Contexto Institucional e Histórico da Medida
A apuração jornalística constatou que Lula, por meio de discurso no palanque em Bangu, reforçou compromissos com a ampliação da estrutura federativa de segurança, incluindo a criação de uma nova força especial federal e o fortalecimento da Polícia Rodoviária Federal, em resposta ao aumento registrado de violência vinculada ao crime organizado no Rio. Já Flávio Bolsonaro, ao lado dos candidatos Douglas Ruas e Eduardo Pazuello, adotou tom mais incisivo ao defender a classificação dos principais grupos criminosos como terroristas e a aplicação de medidas como a redução da maioridade penal e a castração química para agressores.
Antecedentes revelam que o ato ocorreu em um cenário de tensão política e segurança no estado: Rodrigo Bacellar, ex-presidente da Alerj, permanece sob prisão preventiva pela Polícia Federal por vínculos com o Comando Vermelho, enquanto o governo atual tem enfrentado críticas por suposta omissão diante do crescimento das facções criminosas nos últimos meses.
O encontro entre os dois líderes reflete uma convergência estratégica: enquanto Lula busca consolidar sua agenda de segurança como eixo central de seu segundo mandato, Flávio Bolsonaro alinha sua narrativa à promessa de um Rio mais 'livre do medo', reforçando a retórica de combate à impunidade.
A coincidência na agenda de segurança pública sugere um esforço coordenado para direcionar a percepção pública em direção à necessidade de intervenções estruturais, ainda que os métodos propostos – como medidas punitivas e reorganização institucional – ainda careçam de consenso técnico e jurídico.
A promessa central de Lula é criar um Ministério da Segurança Pública para centralizar ações federais contra o crime organizado no Rio.

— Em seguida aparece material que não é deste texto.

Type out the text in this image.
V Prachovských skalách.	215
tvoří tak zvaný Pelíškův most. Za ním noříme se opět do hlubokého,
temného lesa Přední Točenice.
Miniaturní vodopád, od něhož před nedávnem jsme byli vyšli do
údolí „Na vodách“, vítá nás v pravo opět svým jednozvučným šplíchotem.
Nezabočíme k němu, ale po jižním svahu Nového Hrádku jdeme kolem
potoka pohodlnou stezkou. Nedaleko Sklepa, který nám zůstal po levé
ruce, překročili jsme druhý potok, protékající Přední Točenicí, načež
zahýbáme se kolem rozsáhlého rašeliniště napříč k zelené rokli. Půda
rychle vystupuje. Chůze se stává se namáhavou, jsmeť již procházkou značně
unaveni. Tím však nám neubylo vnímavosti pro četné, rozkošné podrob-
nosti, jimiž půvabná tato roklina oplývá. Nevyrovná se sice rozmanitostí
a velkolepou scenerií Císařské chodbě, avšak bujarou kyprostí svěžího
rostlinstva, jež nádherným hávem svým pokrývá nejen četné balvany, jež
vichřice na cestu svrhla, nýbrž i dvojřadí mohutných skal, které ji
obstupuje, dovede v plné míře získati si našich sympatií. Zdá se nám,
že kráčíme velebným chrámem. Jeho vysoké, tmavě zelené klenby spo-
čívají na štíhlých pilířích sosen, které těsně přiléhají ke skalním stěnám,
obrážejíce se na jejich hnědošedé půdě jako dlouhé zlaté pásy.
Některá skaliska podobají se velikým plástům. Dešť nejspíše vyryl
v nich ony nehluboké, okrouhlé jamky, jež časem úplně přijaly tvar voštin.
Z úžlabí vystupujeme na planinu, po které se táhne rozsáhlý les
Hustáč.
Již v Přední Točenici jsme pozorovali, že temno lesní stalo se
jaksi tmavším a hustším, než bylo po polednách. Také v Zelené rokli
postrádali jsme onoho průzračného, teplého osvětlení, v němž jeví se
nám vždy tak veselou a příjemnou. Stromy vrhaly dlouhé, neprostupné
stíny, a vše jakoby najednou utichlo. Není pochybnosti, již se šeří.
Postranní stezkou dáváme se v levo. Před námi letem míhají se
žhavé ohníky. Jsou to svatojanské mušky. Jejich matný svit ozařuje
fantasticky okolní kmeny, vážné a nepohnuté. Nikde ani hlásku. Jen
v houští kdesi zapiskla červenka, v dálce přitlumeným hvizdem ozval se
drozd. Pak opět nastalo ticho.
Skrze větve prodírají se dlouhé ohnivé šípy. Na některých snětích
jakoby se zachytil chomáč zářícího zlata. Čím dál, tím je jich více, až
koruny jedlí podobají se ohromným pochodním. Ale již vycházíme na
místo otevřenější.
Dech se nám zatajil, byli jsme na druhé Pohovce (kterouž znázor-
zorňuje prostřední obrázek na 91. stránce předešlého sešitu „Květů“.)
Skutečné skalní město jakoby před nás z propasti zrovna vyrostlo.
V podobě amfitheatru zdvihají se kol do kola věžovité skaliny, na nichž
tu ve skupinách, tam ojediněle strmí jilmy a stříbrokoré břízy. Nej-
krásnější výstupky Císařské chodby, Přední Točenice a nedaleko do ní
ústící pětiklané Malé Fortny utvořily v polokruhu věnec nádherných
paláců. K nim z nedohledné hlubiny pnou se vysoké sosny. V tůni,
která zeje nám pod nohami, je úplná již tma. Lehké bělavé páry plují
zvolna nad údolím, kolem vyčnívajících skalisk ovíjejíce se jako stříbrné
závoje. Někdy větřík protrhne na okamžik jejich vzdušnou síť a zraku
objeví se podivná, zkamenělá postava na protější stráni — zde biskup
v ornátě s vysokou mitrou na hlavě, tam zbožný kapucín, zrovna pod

Repercussão Jurídica e Estratégias Futuras
As declarações geraram reações imediatas: Eduardo Paes criticou duramente a administração do prefeito Eduardo Paes (PSD), acusando-o de permitir que o crime organizado "sentasse no Palácio Guanabara", enquanto Benedita da Silva (PT) ressaltou a importância da educação como ferramenta preventiva ao crime.
O governo federal já sinalizou abertura para discutir a PEC da Segurança Pública, embora especialistas apontem que sua aprovação dependerá de consenso entre os ramos do Poder Judiciário, Legislativo e Executivo. Já Flávio Bolsonaro indicou que pretende usar o apoio legislativo para avançar na redução da maioridade penal como parte de um pacote mais amplo de segurança pública.
Especialistas em direito penal alertam que medidas como a castração química ainda carecem de respaldo científico e constitucional, gerando debate sobre os limites éticos das políticas punitivistas. Por outro lado, Lula afirmou que investir em educação – como a ampliação do horário integral nas escolas públicas e a criação de institutos federais – reduzirá os índices criminais ao oferecer alternativas viáveis às crianças em situação de vulnerabilidade social.